Biden and Mexico’s Climate Policy

There are significant implications for our country. We can look forward to more attention being paid to the commitments outlined in the Paris climate agreement.

The fight against climate change is a priority issue that affects national security and a theme that runs throughout President Joe Biden’s agenda, accelerating the global market and technology trends toward an energy transition.

The United States’ return to the Paris climate agreement and the cancellation of the Keystone XL pipeline are just two of many executive actions already taken by Biden during his first few days in office that look to quickly reverse the more than 100 executive actions of his predecessor. His climate plan involves an investment of $2 trillion that aims to free the electrical network from fossil fuels by 2035 and achieve net-zero emissions by 2050.

The fight against climate change is now a priority for all areas of government. By declaring it an issue of national security, Biden could, for example, invoke the National Emergencies Act of 1976, to use funds from the Department of Defense in the development of renewable energy on military bases and to prohibit the export of petroleum.

Biden’s climate agenda is driven by social justice, another important topic. To serve the communities that have been affected by environmental pollution or by the energy transition, he has created a new Interagency Council in the White House, as well as specialized offices in the Justice Department and in health care agencies. The federal budget, for example, is looking to make $10 billion available to support the most vulnerable communities in the face of climate change disasters.

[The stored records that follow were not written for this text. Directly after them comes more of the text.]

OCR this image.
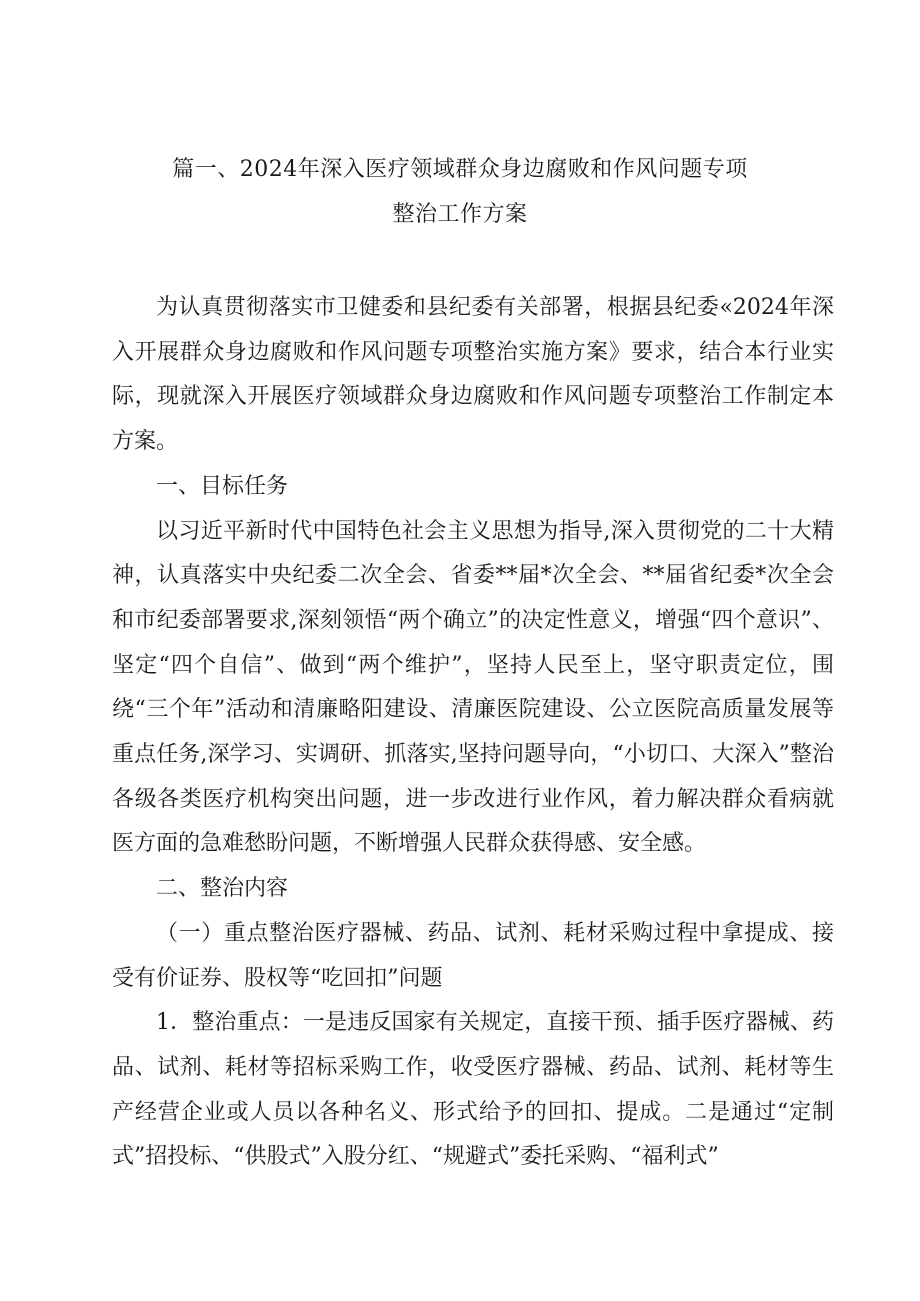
篇一、2024年深入医疗领域群众身边腐败和作风问题专项
整治工作方案

为认真贯彻落实市卫健委和县纪委有关部署，根据县纪委«2024年深入开展群众身边腐败和作风问题专项整治实施方案》要求，结合本行业实际，现就深入开展医疗领域群众身边腐败和作风问题专项整治工作制定本方案。

一、目标任务

以习近平新时代中国特色社会主义思想为指导,深入贯彻党的二十大精神，认真落实中央纪委二次全会、省委**届*次全会、**届省纪委*次全会和市纪委部署要求,深刻领悟“两个确立”的决定性意义，增强“四个意识”、坚定“四个自信”、做到“两个维护”，坚持人民至上，坚守职责定位，围绕“三个年”活动和清廉略阳建设、清廉医院建设、公立医院高质量发展等重点任务,深学习、实调研、抓落实,坚持问题导向，“小切口、大深入”整治各级各类医疗机构突出问题，进一步改进行业作风，着力解决群众看病就医方面的急难愁盼问题，不断增强人民群众获得感、安全感。

二、整治内容

（一）重点整治医疗器械、药品、试剂、耗材采购过程中拿提成、接受有价证券、股权等“吃回扣”问题

1．整治重点：一是违反国家有关规定，直接干预、插手医疗器械、药品、试剂、耗材等招标采购工作，收受医疗器械、药品、试剂、耗材等生产经营企业或人员以各种名义、形式给予的回扣、提成。二是通过“定制式”招投标、“供股式”入股分红、“规避式”委托采购、“福利式”
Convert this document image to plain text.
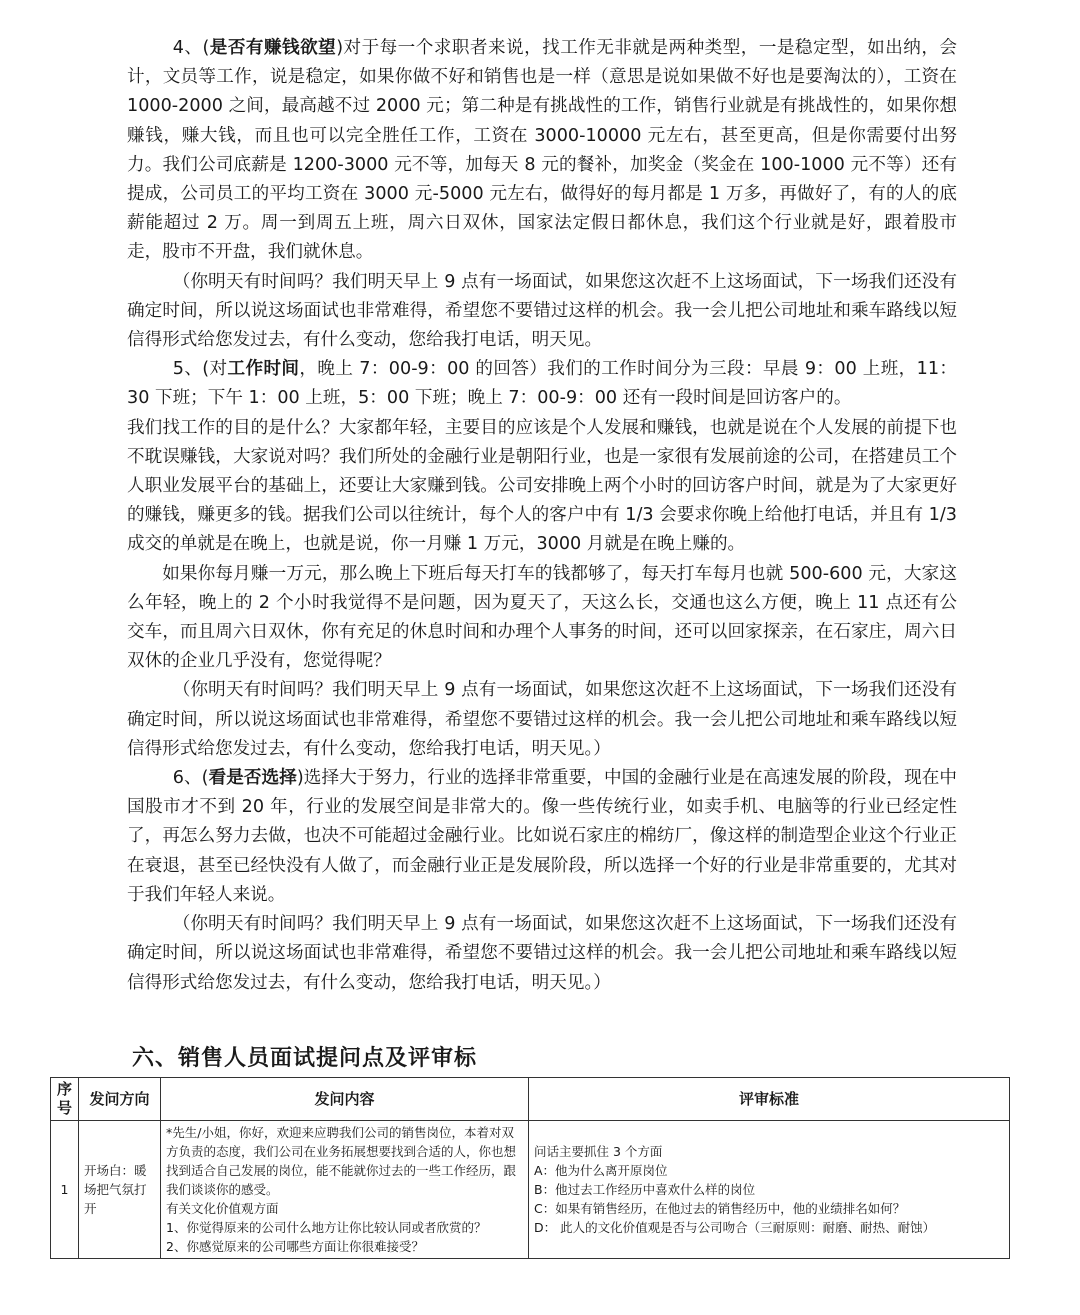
4、(是否有赚钱欲望)对于每一个求职者来说，找工作无非就是两种类型，一是稳定型，如出纳，会计，文员等工作，说是稳定，如果你做不好和销售也是一样（意思是说如果做不好也是要淘汰的），工资在 1000-2000 之间，最高越不过 2000 元；第二种是有挑战性的工作，销售行业就是有挑战性的，如果你想赚钱，赚大钱，而且也可以完全胜任工作，工资在 3000-10000 元左右，甚至更高，但是你需要付出努力。我们公司底薪是 1200-3000 元不等，加每天 8 元的餐补，加奖金（奖金在 100-1000 元不等）还有提成，公司员工的平均工资在 3000 元-5000 元左右，做得好的每月都是 1 万多，再做好了，有的人的底薪能超过 2 万。周一到周五上班，周六日双休，国家法定假日都休息，我们这个行业就是好，跟着股市走，股市不开盘，我们就休息。

（你明天有时间吗？我们明天早上 9 点有一场面试，如果您这次赶不上这场面试，下一场我们还没有确定时间，所以说这场面试也非常难得，希望您不要错过这样的机会。我一会儿把公司地址和乘车路线以短信得形式给您发过去，有什么变动，您给我打电话，明天见。

5、(对工作时间，晚上 7：00-9：00 的回答）我们的工作时间分为三段：早晨 9：00 上班，11：30 下班；下午 1：00 上班，5：00 下班；晚上 7：00-9：00 还有一段时间是回访客户的。

我们找工作的目的是什么？大家都年轻，主要目的应该是个人发展和赚钱，也就是说在个人发展的前提下也不耽误赚钱，大家说对吗？我们所处的金融行业是朝阳行业，也是一家很有发展前途的公司，在搭建员工个 人职业发展平台的基础上，还要让大家赚到钱。公司安排晚上两个小时的回访客户时间，就是为了大家更好的赚钱，赚更多的钱。据我们公司以往统计，每个人的客户中有 1/3 会要求你晚上给他打电话，并且有 1/3 成交的单就是在晚上，也就是说，你一月赚 1 万元，3000 月就是在晚上赚的。

如果你每月赚一万元，那么晚上下班后每天打车的钱都够了，每天打车每月也就 500-600 元，大家这么年轻，晚上的 2 个小时我觉得不是问题，因为夏天了，天这么长，交通也这么方便，晚上 11 点还有公交车，而且周六日双休，你有充足的休息时间和办理个人事务的时间，还可以回家探亲，在石家庄，周六日双休的企业几乎没有，您觉得呢？

（你明天有时间吗？我们明天早上 9 点有一场面试，如果您这次赶不上这场面试，下一场我们还没有确定时间，所以说这场面试也非常难得，希望您不要错过这样的机会。我一会儿把公司地址和乘车路线以短信得形式给您发过去，有什么变动，您给我打电话，明天见。）

6、(看是否选择)选择大于努力，行业的选择非常重要，中国的金融行业是在高速发展的阶段，现在中国股市才不到 20 年，行业的发展空间是非常大的。像一些传统行业，如卖手机、电脑等的行业已经定性了，再怎么努力去做，也决不可能超过金融行业。比如说石家庄的棉纺厂，像这样的制造型企业这个行业正在衰退，甚至已经快没有人做了，而金融行业正是发展阶段，所以选择一个好的行业是非常重要的，尤其对于我们年轻人来说。

（你明天有时间吗？我们明天早上 9 点有一场面试，如果您这次赶不上这场面试，下一场我们还没有确定时间，所以说这场面试也非常难得，希望您不要错过这样的机会。我一会儿把公司地址和乘车路线以短信得形式给您发过去，有什么变动，您给我打电话，明天见。）

六、销售人员面试提问点及评审标
序号	发问方向	发问内容	评审标准
1	开场白：暖场把气氛打开	*先生/小姐，你好，欢迎来应聘我们公司的销售岗位，本着对双方负责的态度，我们公司在业务拓展想要找到合适的人，你也想找到适合自己发展的岗位，能不能就你过去的一些工作经历，跟我们谈谈你的感受。
有关文化价值观方面
1、你觉得原来的公司什么地方让你比较认同或者欣赏的？
2、你感觉原来的公司哪些方面让你很难接受？	问话主要抓住 3 个方面
A：他为什么离开原岗位
B：他过去工作经历中喜欢什么样的岗位
C：如果有销售经历，在他过去的销售经历中，他的业绩排名如何？
D： 此人的文化价值观是否与公司吻合（三耐原则：耐磨、耐热、耐蚀）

The implications of this climate policy are significant for Mexico. From a foreign policy point of view, we can look forward to more attention being paid to Mexican commitments in the Paris agreement. On his campaign trail, Biden highlighted the link between the impact of climate change and migration from a national security perspective, in relation to his plan for international cooperation in Central America. This is something Mexico cannot ignore.

Juan González, Biden’s advisor for the Western Hemisphere in the National Security Council, considers electrical interconnection as a way to integrate markets, mobilize investments and consolidate renewable energies. However, tensions cannot be overlooked as Mexican policy stands in stark contrast, questioning the liberalization of the energy sector and the rules of United States-Mexico-Canada Agreement, and ignoring the link between economic recuperation and social and environmental justice.